A–C Western blotting detection of the protein level of Bach1 (one-way ANOVA, F = 17.16, LAT vs LAS: *P = 0.0407; HAT vs HAS: ^#P = 0.0041; HAT vs LAT: ^&P = 0.0309), Fth1 (one-way ANOVA, F = 24.24, LAT vs LAS: *P = 0.0310; HAT vs HAS: ^#P = 0.0004; HAT vs LAT: ^&P = 0.0207) in the LAS, LAT, HAS and HAT groups (per group n = 3). D–F Representative images in astrocytes of different groups demonstrated Bach1 (one-way ANOVA, F = 124.3, LAT vs LAS: *P < 0.0001; HAT vs HAS: ^#P < 0.0001; HAT vs LAT: ^&P < 0.0001) was significantly increased and the ferroptosis marker Fth1 (one-way ANOVA, F = 159.7, LAT vs LAS: *P < 0.0001; HAT vs HAS: ^#P < 0.0001; HAT vs LAT: ^&P < 0.0001) was significantly decreased in high-altitude TBI (per group n = 3). G Tissue ROS intensity (one-way ANOVA, F = 15.62, LAT vs LAS: *P < 0.0260; HAT vs HAS: ^#P < 0.0036; HAT vs LAT: ^&P < 0.0253) in the LAS, LAT, HAS and HAT groups (per group n = 4). Scale bar: 20 μm. Data were shown as mean ± SD.

Fig. 6. Knockdown of Bach1 could inhibit ferroptosis of astrocytes and improve neurological deficits induced by high-altitude TBI in mice.

A Experimental design.

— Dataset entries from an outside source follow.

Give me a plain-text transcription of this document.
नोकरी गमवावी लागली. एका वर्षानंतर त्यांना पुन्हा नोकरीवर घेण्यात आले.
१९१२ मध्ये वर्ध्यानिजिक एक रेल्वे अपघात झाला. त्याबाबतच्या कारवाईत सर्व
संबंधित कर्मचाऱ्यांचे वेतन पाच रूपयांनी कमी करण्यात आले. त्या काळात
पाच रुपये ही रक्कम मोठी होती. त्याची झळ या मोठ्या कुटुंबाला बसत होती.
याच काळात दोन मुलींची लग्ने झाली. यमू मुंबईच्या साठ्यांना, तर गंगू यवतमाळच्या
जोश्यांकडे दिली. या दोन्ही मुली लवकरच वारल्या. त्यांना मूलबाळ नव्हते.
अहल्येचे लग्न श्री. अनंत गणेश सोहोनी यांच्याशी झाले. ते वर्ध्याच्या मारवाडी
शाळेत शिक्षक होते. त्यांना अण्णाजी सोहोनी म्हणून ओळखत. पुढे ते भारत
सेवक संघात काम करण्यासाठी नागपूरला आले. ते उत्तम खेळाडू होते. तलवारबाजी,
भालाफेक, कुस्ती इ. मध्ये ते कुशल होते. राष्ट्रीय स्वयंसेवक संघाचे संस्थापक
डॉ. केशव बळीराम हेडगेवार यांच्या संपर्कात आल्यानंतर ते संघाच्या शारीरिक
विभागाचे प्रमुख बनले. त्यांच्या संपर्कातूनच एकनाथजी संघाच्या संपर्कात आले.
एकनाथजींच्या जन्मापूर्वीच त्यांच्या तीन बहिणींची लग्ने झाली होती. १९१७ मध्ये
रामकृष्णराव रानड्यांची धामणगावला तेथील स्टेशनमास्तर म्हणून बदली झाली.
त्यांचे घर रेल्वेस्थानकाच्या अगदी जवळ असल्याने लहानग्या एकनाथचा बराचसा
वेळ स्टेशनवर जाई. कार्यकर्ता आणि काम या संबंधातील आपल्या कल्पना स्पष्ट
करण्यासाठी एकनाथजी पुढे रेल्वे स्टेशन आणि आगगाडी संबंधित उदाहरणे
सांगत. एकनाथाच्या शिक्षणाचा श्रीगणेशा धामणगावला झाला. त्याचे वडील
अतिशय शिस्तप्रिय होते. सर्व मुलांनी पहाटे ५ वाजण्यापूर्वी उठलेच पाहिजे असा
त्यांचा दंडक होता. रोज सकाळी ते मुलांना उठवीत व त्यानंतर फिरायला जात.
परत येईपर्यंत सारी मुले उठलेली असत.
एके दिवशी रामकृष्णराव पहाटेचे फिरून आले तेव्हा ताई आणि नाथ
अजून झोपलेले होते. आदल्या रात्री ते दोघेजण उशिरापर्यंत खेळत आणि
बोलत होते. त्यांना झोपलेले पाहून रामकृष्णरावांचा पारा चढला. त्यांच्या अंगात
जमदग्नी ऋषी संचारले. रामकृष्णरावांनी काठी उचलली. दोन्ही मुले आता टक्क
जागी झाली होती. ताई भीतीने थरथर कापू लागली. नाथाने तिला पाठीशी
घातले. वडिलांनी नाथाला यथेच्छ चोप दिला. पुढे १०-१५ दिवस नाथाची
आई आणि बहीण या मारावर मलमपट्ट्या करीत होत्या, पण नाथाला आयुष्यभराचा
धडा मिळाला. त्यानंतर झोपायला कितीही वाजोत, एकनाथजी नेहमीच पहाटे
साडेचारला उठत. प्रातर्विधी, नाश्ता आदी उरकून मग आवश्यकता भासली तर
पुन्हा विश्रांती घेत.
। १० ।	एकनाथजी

B, C Western blot was used to verify knockdown efficiency (n = 3) (unpaired t-test, t = 8.725, P = 0.0010). D Bach1 konckdown could alleviate the neurological deficit caused by high-altitude TBI (n = 6) (two-way ANOVA, F = 539.4, HAT vs HAS: *P < 0.0001; HAT-sh-ctrl vs the HAT: ^nsP = 0.6116; HAT-sh-Bach1 vs HAT-sh-ctrl: ^#P < 0.0001). E Bach1 knockdown could alleviate motor dysfunction caused by high-altitude TBI (n = 6) (two-way ANOVA, F = 782.6, HAT vs HAS: *P < 0.0001; HAT-sh-ctrl vs the HAT: ^nsP = 0.3790; HAT-sh-Bach1 vs HAT-sh-ctrl: ^#P < 0.0001). F–H Bach1 knockdown could alleviate anxiety-like behavior caused by high-altitude TBI. total distance in EPM test (F), the percentage of total distance spent in the open arms (G) (one-way ANOVA, F = 101.2, HAT vs HAS: *P < 0.0001; HAT vs HAT-sh-ctrl: P = 0.6182; HAT-sh-ctrl vs HAT-sh-Bach1: ^#P < 0.0001), and the percentage of total time spent in the open arms (H) (one-way ANOVA, F = 68.17, HAT vs HAS: *P < 0.0001; HAT vs HAT-sh-ctrl: P = 0.9143; HAT-sh-ctrl vs HAT-sh-Bach1: ^#P < 0.0001). I Typical trajectory plots of EPM test. J–L Western blotting detection of the protein level of Bach1 (one-way ANOVA, F = 17.62, HAT vs HAS: *P = 0.0064; HAT vs HAT-sh-ctrl: P = 0.6134; HAT-sh-ctrl vs HAT-sh-Bach1: ^#P = 0.0031), Fth1 (one-way ANOVA, F = 58.84, HAT vs HAS: *P < 0.0001; HAT vs HAT-sh-ctrl^: P = 0.9719; HAT-sh-ctrl vs HAT-sh-Bach1: ^#P < 0.0001) in the HAS, HAT, HAT+sh-ctrl and HAT+sh-Bach1 groups (per group n = 3). M Tissue ROS intensity (one-way ANOVA, F = 324.5, HAT vs HAS: *P < 0.0001; HAT vs HAT-sh-ctrl: P = 0.4469; HAT-sh-ctrl vs HAT-sh-Bach1: ^#P < 0.0001) in the HAS, HAT, HAT+sh-ctrl and HAT+sh-Bach1 groups (per group n = 4). Data were shown as mean ± SD.